If that's expected, please apply this patch to make model OpenVINO compatible:
@@ -107,7 +107,11 @@ class learnTSM(nn.Module):
shape = T, C, H, W = tensor.shape
split_size = self.split_size
- shift_tensor, main_tensor = tensor.split([split_size*2, C - 2 * split_size], dim=1)
+ if split_size * 2 == tensor.shape[1]:
+ shift_tensor, main_tensor = tensor, None
+ else:
+ shift_tensor, main_tensor = tensor.split([split_size*2, C - 2 * split_size], dim=1)
+
# pre_tensor, post_tensor = shift_tensor.split([split_size, split_size], dim=1)
pre_tensor = shift_tensor
post_tensor = shift_tensor
@@ -115,7 +119,8 @@ class learnTSM(nn.Module):
main_conv_tensor = self.main_conv(shift_tensor).view(T//tsm_length, tsm_length, split_size, H, W)
pre_tensor = self.pre_conv(pre_tensor).view(T//tsm_length, tsm_length, split_size//2, H, W)
post_tensor = self.post_conv(post_tensor).view(T//tsm_length, tsm_length, split_size//2, H, W)
- main_tensor = main_tensor.view(T//tsm_length, tsm_length, C - 2*split_size, H, W)
+ if main_tensor is not None:
+ main_tensor = main_tensor.view(T//tsm_length, tsm_length, C - 2*split_size, H, W)

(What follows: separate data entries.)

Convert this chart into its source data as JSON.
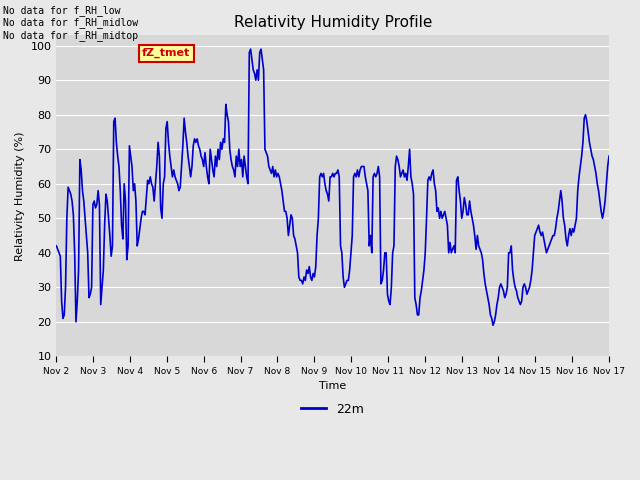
{
  "title": "Relativity Humidity Profile",
  "ylabel": "Relativity Humidity (%)",
  "xlabel": "Time",
  "ylim": [
    10,
    103
  ],
  "yticks": [
    10,
    20,
    30,
    40,
    50,
    60,
    70,
    80,
    90,
    100
  ],
  "line_color": "#0000cc",
  "line_width": 1.2,
  "bg_color": "#e8e8e8",
  "plot_bg_color": "#d8d8d8",
  "annotations_top_left": [
    "No data for f_RH_low",
    "No data for f_RH_midlow",
    "No data for f_RH_midtop"
  ],
  "legend_label": "22m",
  "legend_box_color": "#ffff99",
  "legend_box_edge": "#cc0000",
  "legend_text_color": "#cc0000",
  "x_tick_labels": [
    "Nov 2",
    "Nov 3",
    "Nov 4",
    "Nov 5",
    "Nov 6",
    "Nov 7",
    "Nov 8",
    "Nov 9",
    "Nov 10",
    "Nov 11",
    "Nov 12",
    "Nov 13",
    "Nov 14",
    "Nov 15",
    "Nov 16",
    "Nov 17"
  ],
  "fztmet_label": "fZ_tmet",
  "rh_values": [
    42,
    41,
    40,
    39,
    26,
    21,
    22,
    30,
    50,
    59,
    58,
    57,
    55,
    51,
    40,
    20,
    26,
    35,
    67,
    64,
    58,
    55,
    50,
    45,
    40,
    27,
    28,
    30,
    54,
    55,
    53,
    54,
    58,
    54,
    25,
    30,
    35,
    48,
    57,
    55,
    50,
    45,
    39,
    42,
    78,
    79,
    72,
    68,
    65,
    58,
    48,
    44,
    60,
    55,
    38,
    42,
    71,
    68,
    65,
    58,
    60,
    55,
    42,
    44,
    47,
    50,
    52,
    52,
    51,
    56,
    61,
    60,
    62,
    60,
    59,
    55,
    60,
    65,
    72,
    68,
    53,
    50,
    60,
    62,
    76,
    78,
    72,
    68,
    65,
    62,
    64,
    62,
    61,
    60,
    58,
    59,
    65,
    71,
    79,
    75,
    72,
    68,
    65,
    62,
    65,
    71,
    73,
    72,
    73,
    71,
    70,
    68,
    67,
    65,
    69,
    65,
    62,
    60,
    70,
    67,
    64,
    62,
    68,
    65,
    70,
    67,
    72,
    70,
    73,
    72,
    83,
    80,
    78,
    70,
    67,
    65,
    64,
    62,
    68,
    65,
    70,
    65,
    67,
    62,
    68,
    65,
    62,
    60,
    98,
    99,
    96,
    93,
    92,
    90,
    93,
    90,
    98,
    99,
    96,
    93,
    70,
    69,
    68,
    65,
    64,
    63,
    65,
    62,
    64,
    62,
    63,
    62,
    60,
    58,
    55,
    52,
    52,
    50,
    45,
    48,
    51,
    50,
    45,
    44,
    42,
    40,
    33,
    32,
    32,
    31,
    33,
    32,
    35,
    34,
    36,
    33,
    32,
    34,
    33,
    36,
    45,
    50,
    62,
    63,
    62,
    63,
    60,
    58,
    57,
    55,
    62,
    62,
    63,
    62,
    63,
    63,
    64,
    62,
    42,
    40,
    33,
    30,
    31,
    32,
    32,
    35,
    40,
    45,
    62,
    63,
    62,
    64,
    62,
    64,
    65,
    65,
    65,
    62,
    60,
    58,
    42,
    45,
    40,
    62,
    63,
    62,
    63,
    65,
    62,
    31,
    32,
    35,
    40,
    40,
    28,
    26,
    25,
    30,
    40,
    42,
    65,
    68,
    67,
    65,
    62,
    63,
    64,
    62,
    63,
    61,
    65,
    70,
    62,
    60,
    57,
    27,
    25,
    22,
    22,
    27,
    29,
    32,
    35,
    40,
    50,
    61,
    62,
    61,
    63,
    64,
    60,
    58,
    52,
    53,
    50,
    52,
    50,
    51,
    52,
    50,
    48,
    40,
    43,
    40,
    41,
    42,
    40,
    61,
    62,
    58,
    55,
    50,
    52,
    56,
    54,
    51,
    51,
    55,
    52,
    50,
    48,
    45,
    41,
    45,
    42,
    41,
    40,
    38,
    34,
    31,
    29,
    27,
    25,
    22,
    21,
    19,
    20,
    22,
    25,
    27,
    30,
    31,
    30,
    29,
    27,
    28,
    30,
    40,
    40,
    42,
    35,
    32,
    30,
    29,
    27,
    26,
    25,
    26,
    30,
    31,
    30,
    28,
    29,
    30,
    32,
    35,
    40,
    45,
    46,
    47,
    48,
    46,
    45,
    46,
    44,
    42,
    40,
    41,
    42,
    43,
    44,
    45,
    45,
    47,
    50,
    52,
    55,
    58,
    55,
    50,
    48,
    44,
    42,
    45,
    47,
    45,
    47,
    46,
    48,
    50,
    58,
    62,
    65,
    68,
    72,
    79,
    80,
    78,
    75,
    72,
    70,
    68,
    67,
    65,
    63,
    60,
    58,
    55,
    52,
    50,
    52,
    55,
    60,
    65,
    68
  ]
}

if self.version == 'zero':
pre_tensor = F.pad(pre_tensor, (0, 0, 0, 0, 0, 0, 1, 0))[:, :-1, ...] # NOQA
@@ -126,7 +131,10 @@ class learnTSM(nn.Module):
post_conv_tensor = torch.cat((post_conv_tensor[:, 1: , ...], # NOQA
post_conv_tensor[:, :1 , ...]), dim=1) # NOQA
# print(pre_tensor.shape, post_tensor.shape, main_conv_tensor.shape, main_tensor.shape, shape)
- return torch.cat((pre_tensor, post_tensor, main_conv_tensor, main_tensor), dim=2).view(shape)
+ if main_tensor is not None:
+ return torch.cat((pre_tensor, post_tensor, main_conv_tensor, main_tensor), dim=2).view(shape)
+ else:
+ return torch.cat((pre_tensor, post_tensor, main_conv_tensor), dim=2).view(shape)
Tested accuracy (with OpenVINO 2021.4):
net = U_Net(1, 2, conv_type='conv_2d', tsm=True, learn=True)
net.eval()
dummy_inp = torch.randn([1, 1, 128, 160, 160])
torch.onnx.export(net, dummy_inp, "model.onnx", opset_version=11,
input_names=["input"], output_names=["output"])
inp = torch.randn([1, 1, 128, 160, 160])
ref = net(inp)
from openvino.inference_engine import IECore
ie = IECore()
net = ie.load_network("model.onnx", "CPU")
out = net.infer({"input": inp})["output"]
print(ref.shape)
print(out.shape)
print(np.max(np.abs(ref.detach().numpy() - out)))
max diff: 6.7055225e-08
Can one of the admins verify this patch?
@goodsong81 can your team take a look at this?
Please resolve the merge conflicts then mark this PR as 'ready for review'.